20-year-old Montana hunter's Missouri River Breaks bighorn ram ties world record

Brett French
Billings Gazette
Justin Sheedy holds the horns of the bighorn sheep he shot last October while hunting in the Missouri River Breaks. The ram has scored 208 3/8, good enough to tie the current world record hunter-shot ram based on the Boone and Crockett Club scoring system.

Since Justin Sheedy pulled the trigger on a huge bighorn ram last hunting season in the Missouri River Breaks it’s been a waiting game.

The sheep, shot in Hunting District 680 north of the Missouri River, was officially scored by a Boone and Crockett Club judge last December. Based on those measurements, the ram tied the current hunter-shot world record. With a score of 208 3/8, Sheedy’s ram is in a dead heat with Guinn Crousen’s bighorn ram shot in 2000 in the Luscar Mountain region of Alberta, Canada.

Those two rams differ from the top three bighorn sheep in the world, which were all found dead instead of hunter-killed. That includes a dead bighorn sheep picked up on Wild Horse Island in Flathead Lake, which was officially certified earlier this year at 216 3/8 — No. 1 in the world.

Although Sheedy, 20, a Montana State University civil engineering student, knew after chasing sheep for three weeks spread across five trips that the ram he shot was big, the reality of just how big the sheep was didn’t hit until it was officially scored.

One score isn’t enough, however. All new Boone and Crockett top 10 record book entries face an additional test, a scoring by two panels of judges. That’s what has left Sheedy waiting. The scoring will be done in August 2019 in Springfield, Missouri.
 
“Typically they do (hold),” said Keith Balfourd, director of marketing at Boone and Crockett’s headquarters in Missoula. “Sheep aren’t as complex to score as a moose or a caribou or other animals that grow abnormally.”

Sheedy’s father, Ted, put his son in for the bighorn tag, even though college, a part-time job and Army National Guard service was tying up his schedule.
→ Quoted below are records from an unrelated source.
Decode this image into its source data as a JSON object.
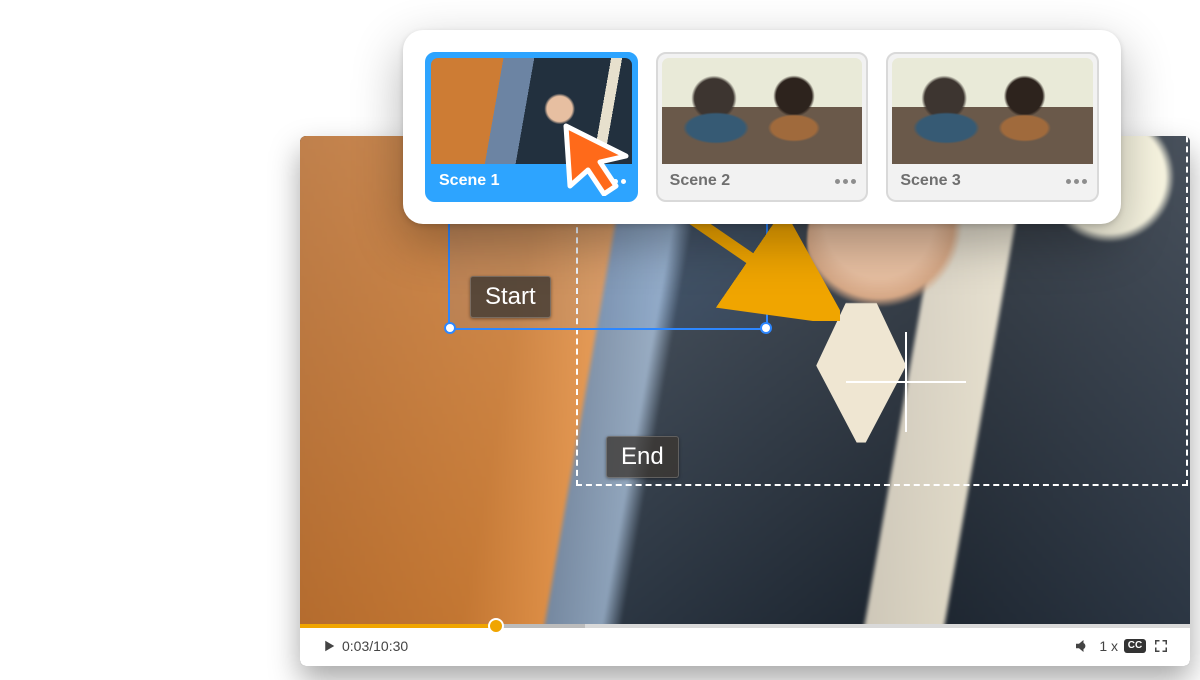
{
  "scenes": [
    {
      "label": "Scene 1",
      "active": true
    },
    {
      "label": "Scene 2",
      "active": false
    },
    {
      "label": "Scene 3",
      "active": false
    }
  ],
  "overlay": {
    "start_label": "Start",
    "end_label": "End"
  },
  "player": {
    "current_time": "0:03",
    "duration": "10:30",
    "time_separator": " / ",
    "speed_label": "1 x",
    "cc_label": "CC",
    "progress_played_pct": 22,
    "progress_buffer_pct": 32
  },
  "colors": {
    "accent_blue": "#2da4ff",
    "accent_orange": "#f0a500",
    "cursor_orange": "#ff6a1a"
  }
}
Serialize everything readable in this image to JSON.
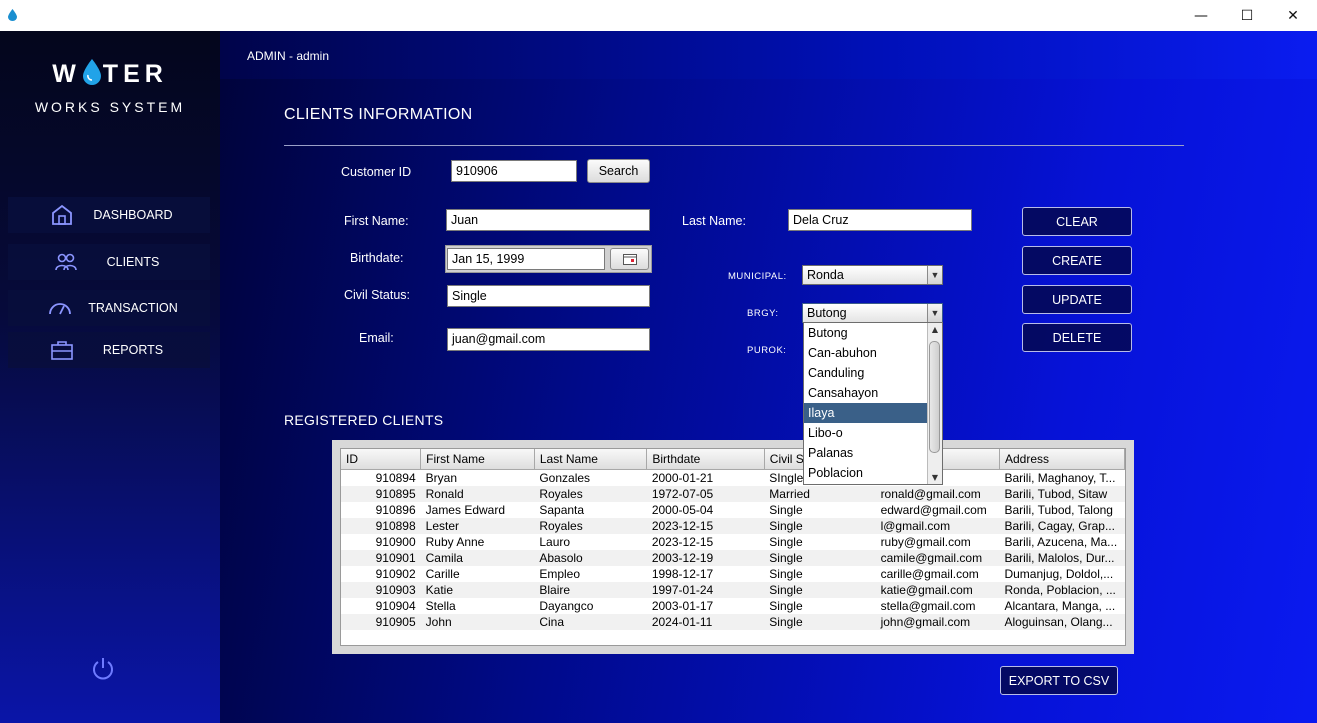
{
  "window": {
    "minimize": "—",
    "maximize": "☐",
    "close": "✕"
  },
  "logo": {
    "title": "WATER",
    "subtitle": "WORKS SYSTEM"
  },
  "sidebar": {
    "items": [
      {
        "label": "DASHBOARD",
        "icon": "home-icon"
      },
      {
        "label": "CLIENTS",
        "icon": "users-icon"
      },
      {
        "label": "TRANSACTION",
        "icon": "gauge-icon"
      },
      {
        "label": "REPORTS",
        "icon": "briefcase-icon"
      }
    ],
    "power_icon": "power-icon"
  },
  "header": {
    "user": "ADMIN -  admin"
  },
  "page": {
    "title": "CLIENTS INFORMATION",
    "registered_title": "REGISTERED CLIENTS"
  },
  "form": {
    "customer_id_label": "Customer ID",
    "customer_id_value": "910906",
    "search_label": "Search",
    "first_name_label": "First Name:",
    "first_name_value": "Juan",
    "last_name_label": "Last Name:",
    "last_name_value": "Dela Cruz",
    "birthdate_label": "Birthdate:",
    "birthdate_value": "Jan 15, 1999",
    "civil_status_label": "Civil Status:",
    "civil_status_value": "Single",
    "email_label": "Email:",
    "email_value": "juan@gmail.com",
    "municipal_label": "MUNICIPAL:",
    "municipal_value": "Ronda",
    "brgy_label": "BRGY:",
    "brgy_value": "Butong",
    "purok_label": "PUROK:"
  },
  "brgy_dropdown": {
    "options": [
      "Butong",
      "Can-abuhon",
      "Canduling",
      "Cansahayon",
      "Ilaya",
      "Libo-o",
      "Palanas",
      "Poblacion"
    ],
    "highlighted": "Ilaya"
  },
  "actions": {
    "clear": "CLEAR",
    "create": "CREATE",
    "update": "UPDATE",
    "delete": "DELETE",
    "export": "EXPORT TO CSV"
  },
  "table": {
    "columns": [
      "ID",
      "First Name",
      "Last Name",
      "Birthdate",
      "Civil S",
      "",
      "Address"
    ],
    "rows": [
      [
        "910894",
        "Bryan",
        "Gonzales",
        "2000-01-21",
        "SIngle",
        ".com",
        "Barili, Maghanoy, T..."
      ],
      [
        "910895",
        "Ronald",
        "Royales",
        "1972-07-05",
        "Married",
        "ronald@gmail.com",
        "Barili, Tubod, Sitaw"
      ],
      [
        "910896",
        "James Edward",
        "Sapanta",
        "2000-05-04",
        "Single",
        "edward@gmail.com",
        "Barili, Tubod, Talong"
      ],
      [
        "910898",
        "Lester",
        "Royales",
        "2023-12-15",
        "Single",
        "l@gmail.com",
        "Barili, Cagay, Grap..."
      ],
      [
        "910900",
        "Ruby Anne",
        "Lauro",
        "2023-12-15",
        "Single",
        "ruby@gmail.com",
        "Barili, Azucena, Ma..."
      ],
      [
        "910901",
        "Camila",
        "Abasolo",
        "2003-12-19",
        "Single",
        "camile@gmail.com",
        "Barili, Malolos, Dur..."
      ],
      [
        "910902",
        "Carille",
        "Empleo",
        "1998-12-17",
        "Single",
        "carille@gmail.com",
        "Dumanjug, Doldol,..."
      ],
      [
        "910903",
        "Katie",
        "Blaire",
        "1997-01-24",
        "Single",
        "katie@gmail.com",
        "Ronda, Poblacion, ..."
      ],
      [
        "910904",
        "Stella",
        "Dayangco",
        "2003-01-17",
        "Single",
        "stella@gmail.com",
        "Alcantara, Manga, ..."
      ],
      [
        "910905",
        "John",
        "Cina",
        "2024-01-11",
        "Single",
        "john@gmail.com",
        "Aloguinsan, Olang..."
      ]
    ]
  }
}
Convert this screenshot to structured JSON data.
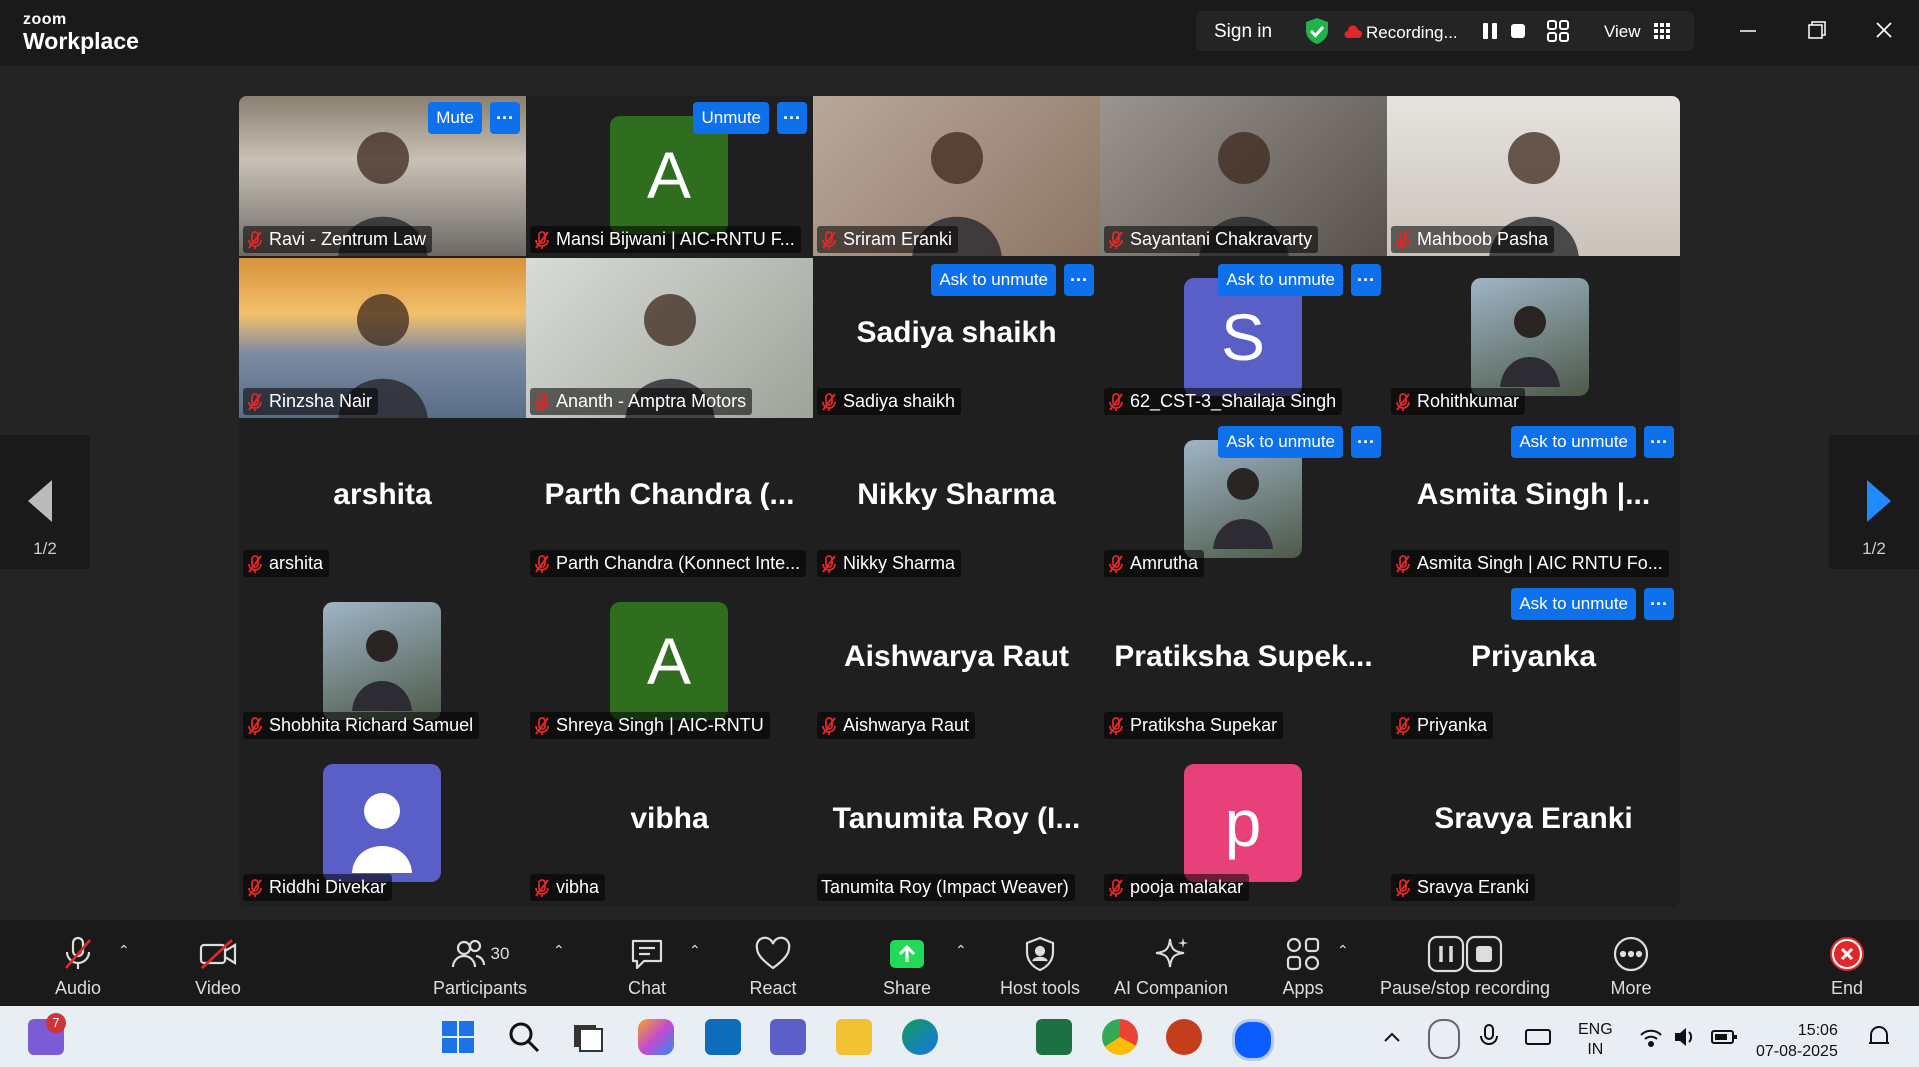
{
  "app": {
    "brand_top": "zoom",
    "brand_bottom": "Workplace"
  },
  "top_controls": {
    "sign_in": "Sign in",
    "recording": "Recording...",
    "view": "View"
  },
  "colors": {
    "accent_blue": "#0e71eb",
    "active_speaker": "#23d959",
    "end_red": "#e02828",
    "muted_red": "#e02828"
  },
  "participants": [
    {
      "name": "Ravi - Zentrum Law",
      "type": "video",
      "active": true,
      "button": "Mute"
    },
    {
      "name": "Mansi Bijwani | AIC-RNTU F...",
      "type": "avatar",
      "letter": "A",
      "color": "#2f6d1f",
      "button": "Unmute"
    },
    {
      "name": "Sriram Eranki",
      "type": "video"
    },
    {
      "name": "Sayantani Chakravarty",
      "type": "video"
    },
    {
      "name": "Mahboob Pasha",
      "type": "video"
    },
    {
      "name": "Rinzsha Nair",
      "type": "video"
    },
    {
      "name": "Ananth - Amptra Motors",
      "type": "video"
    },
    {
      "name": "Sadiya shaikh",
      "type": "text",
      "big": "Sadiya shaikh",
      "button": "Ask to unmute"
    },
    {
      "name": "62_CST-3_Shailaja Singh",
      "type": "avatar",
      "letter": "S",
      "color": "#5a5fc8",
      "button": "Ask to unmute"
    },
    {
      "name": "Rohithkumar",
      "type": "photo"
    },
    {
      "name": "arshita",
      "type": "text",
      "big": "arshita"
    },
    {
      "name": "Parth Chandra (Konnect Inte...",
      "type": "text",
      "big": "Parth Chandra (..."
    },
    {
      "name": "Nikky Sharma",
      "type": "text",
      "big": "Nikky Sharma"
    },
    {
      "name": "Amrutha",
      "type": "photo",
      "button": "Ask to unmute"
    },
    {
      "name": "Asmita Singh | AIC RNTU Fo...",
      "type": "text",
      "big": "Asmita Singh |...",
      "button": "Ask to unmute"
    },
    {
      "name": "Shobhita Richard Samuel",
      "type": "photo"
    },
    {
      "name": "Shreya Singh | AIC-RNTU",
      "type": "avatar",
      "letter": "A",
      "color": "#2f6d1f"
    },
    {
      "name": "Aishwarya Raut",
      "type": "text",
      "big": "Aishwarya Raut"
    },
    {
      "name": "Pratiksha Supekar",
      "type": "text",
      "big": "Pratiksha Supek..."
    },
    {
      "name": "Priyanka",
      "type": "text",
      "big": "Priyanka",
      "button": "Ask to unmute"
    },
    {
      "name": "Riddhi Divekar",
      "type": "person",
      "color": "#5a5fc8"
    },
    {
      "name": "vibha",
      "type": "text",
      "big": "vibha"
    },
    {
      "name": "Tanumita Roy (Impact Weaver)",
      "type": "text",
      "big": "Tanumita Roy (I...",
      "nomic": true
    },
    {
      "name": "pooja malakar",
      "type": "avatar",
      "letter": "p",
      "color": "#e8407a"
    },
    {
      "name": "Sravya Eranki",
      "type": "text",
      "big": "Sravya Eranki"
    }
  ],
  "pagination": {
    "left": "1/2",
    "right": "1/2"
  },
  "toolbar": {
    "audio": "Audio",
    "video": "Video",
    "participants": "Participants",
    "participants_count": "30",
    "chat": "Chat",
    "react": "React",
    "share": "Share",
    "host_tools": "Host tools",
    "ai_companion": "AI Companion",
    "apps": "Apps",
    "pause_stop": "Pause/stop recording",
    "more": "More",
    "end": "End"
  },
  "taskbar": {
    "lang1": "ENG",
    "lang2": "IN",
    "time": "15:06",
    "date": "07-08-2025",
    "teams_badge": "7"
  }
}
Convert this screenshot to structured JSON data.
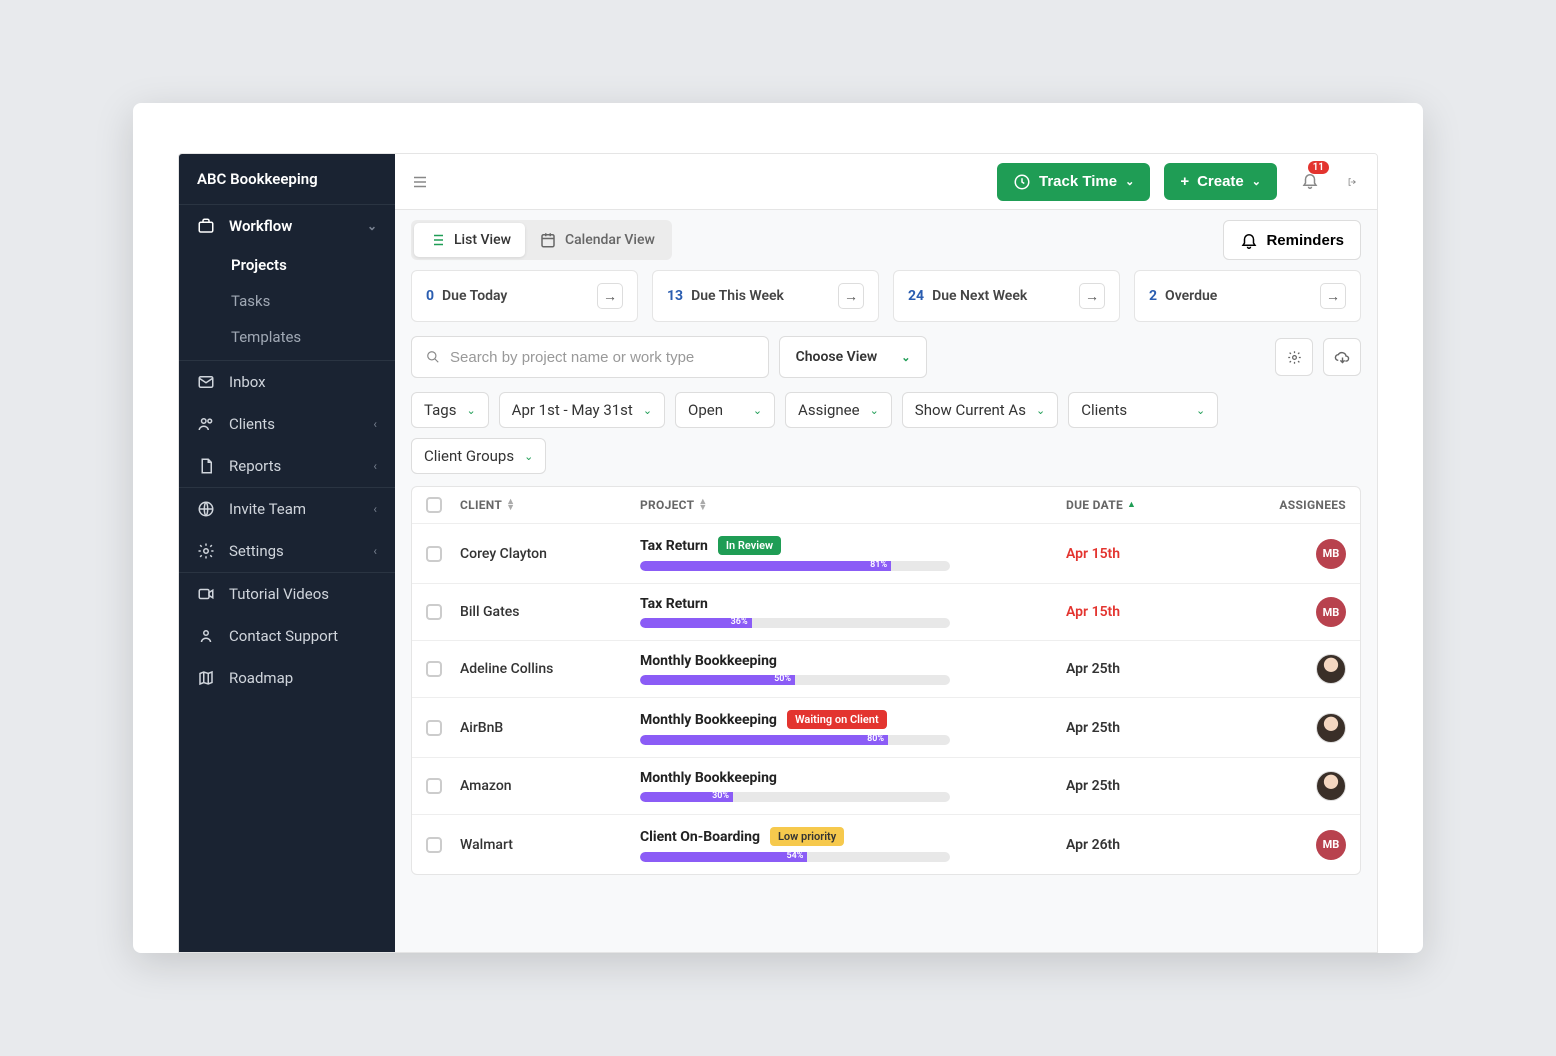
{
  "app_title": "ABC Bookkeeping",
  "sidebar": {
    "workflow": {
      "label": "Workflow",
      "projects": "Projects",
      "tasks": "Tasks",
      "templates": "Templates"
    },
    "inbox": "Inbox",
    "clients": "Clients",
    "reports": "Reports",
    "invite": "Invite Team",
    "settings": "Settings",
    "tutorial": "Tutorial Videos",
    "support": "Contact Support",
    "roadmap": "Roadmap"
  },
  "topbar": {
    "track_time": "Track Time",
    "create": "Create",
    "notifications": "11"
  },
  "views": {
    "list": "List View",
    "calendar": "Calendar View",
    "reminders": "Reminders"
  },
  "stats": [
    {
      "count": "0",
      "label": "Due Today"
    },
    {
      "count": "13",
      "label": "Due This Week"
    },
    {
      "count": "24",
      "label": "Due Next Week"
    },
    {
      "count": "2",
      "label": "Overdue"
    }
  ],
  "search": {
    "placeholder": "Search by project name or work type",
    "choose_view": "Choose View"
  },
  "filters": {
    "tags": "Tags",
    "daterange": "Apr 1st - May 31st",
    "status": "Open",
    "assignee": "Assignee",
    "show_current": "Show Current As",
    "clients": "Clients",
    "client_groups": "Client Groups"
  },
  "columns": {
    "client": "CLIENT",
    "project": "PROJECT",
    "due": "DUE DATE",
    "assignees": "ASSIGNEES"
  },
  "rows": [
    {
      "client": "Corey Clayton",
      "project": "Tax Return",
      "tag": "In Review",
      "tag_color": "green",
      "progress": 81,
      "progress_label": "81%",
      "due": "Apr 15th",
      "due_red": true,
      "avatar_type": "mb",
      "avatar_text": "MB"
    },
    {
      "client": "Bill Gates",
      "project": "Tax Return",
      "tag": "",
      "tag_color": "",
      "progress": 36,
      "progress_label": "36%",
      "due": "Apr 15th",
      "due_red": true,
      "avatar_type": "mb",
      "avatar_text": "MB"
    },
    {
      "client": "Adeline Collins",
      "project": "Monthly Bookkeeping",
      "tag": "",
      "tag_color": "",
      "progress": 50,
      "progress_label": "50%",
      "due": "Apr 25th",
      "due_red": false,
      "avatar_type": "img",
      "avatar_text": ""
    },
    {
      "client": "AirBnB",
      "project": "Monthly Bookkeeping",
      "tag": "Waiting on Client",
      "tag_color": "red",
      "progress": 80,
      "progress_label": "80%",
      "due": "Apr 25th",
      "due_red": false,
      "avatar_type": "img",
      "avatar_text": ""
    },
    {
      "client": "Amazon",
      "project": "Monthly Bookkeeping",
      "tag": "",
      "tag_color": "",
      "progress": 30,
      "progress_label": "30%",
      "due": "Apr 25th",
      "due_red": false,
      "avatar_type": "img",
      "avatar_text": ""
    },
    {
      "client": "Walmart",
      "project": "Client On-Boarding",
      "tag": "Low priority",
      "tag_color": "yellow",
      "progress": 54,
      "progress_label": "54%",
      "due": "Apr 26th",
      "due_red": false,
      "avatar_type": "mb",
      "avatar_text": "MB"
    }
  ]
}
When he was awarded the license in Montana’s annual drawing — a less than 1 percent chance — Sheedy decided to carve out as much time as possible from his busy schedule.

"We worked really hard backpacking in," Ted said. "The sheep live on public land, but you have to hike in five miles before hunting."

Excursions to the eastern Montana area meant long drives from Bozeman, wet and muddy slogs through the Breaks’ notorious gumbo mud and finally success on Oct. 20, 2017, when it seemed like notching the tag may not happen.

“We saw it two weeks before I shot it, and I wasn’t able to make the shot,” Sheedy said.

With National Guard duty the next weekend, the long wait to get back out in the field was agonizing.

“A lot of things can happen in two weeks,” he noted. “Once we saw that one ram there was pressure to get back there.”

When the ram was finally spotted with a group of 16 others, Sheedy, his father and other hunters along for the ride worked to pick out the biggest of the bunch. With a crosswind howling, Sheedy settled the sights of his .300 Weatherby rifle on what all agreed was the biggest ram and pulled the trigger, even though it was a 279-yard shot.

“I was shaking more than normal with the adrenaline and cold wind,” he said.

No matter whether the bighorn ram’s horns score the same as the current hunter-shot world record, Balfourd noted that Montana is unquestionably “producing the largest bighorns in history, and that history goes back to the 1830s.

“So we’re doing something right,” he added. “When it comes to sheep, it’s all about habitat quality, moreso than genetics.”
 
Those same genetics that produced the No. 1 sheep in the world, the one found dead on Wild Horse Island, have been planted across the state as part of Montana Fish, Wildlife and Parks’ efforts to boost or re-establish bighorn herds by relocating animals.

"It's a great conservation story," Ted said.

Balfourd noted the big ram is also a statement about good conservation management, since big sheep need time to grow large horns.

Montana has also entered the record books and received national attention recently for the No. 1 typical archery-killed and nontypical elk, both of which were killed in southeastern Montana on public land. It seems, in some ways, that this is the golden era for hunting some big game species in Montana.

For Sheedy, the bighorn ram is the defining moment of a hunting career that stretches back to when he was 10 years old. That’s when he passed his first hunter’s safety course in Washington and began hunting on his grandparents’ farm. For Sheedy, though, hunting is not all about the animals taken.

“I just feel an element of survival even though it’s not a life-or-death situation,” he said. “In the outdoors, being away from people and technology, I don’t have to worry about the stresses of life. And it’s great pursuing a challenge you’re passionate about.”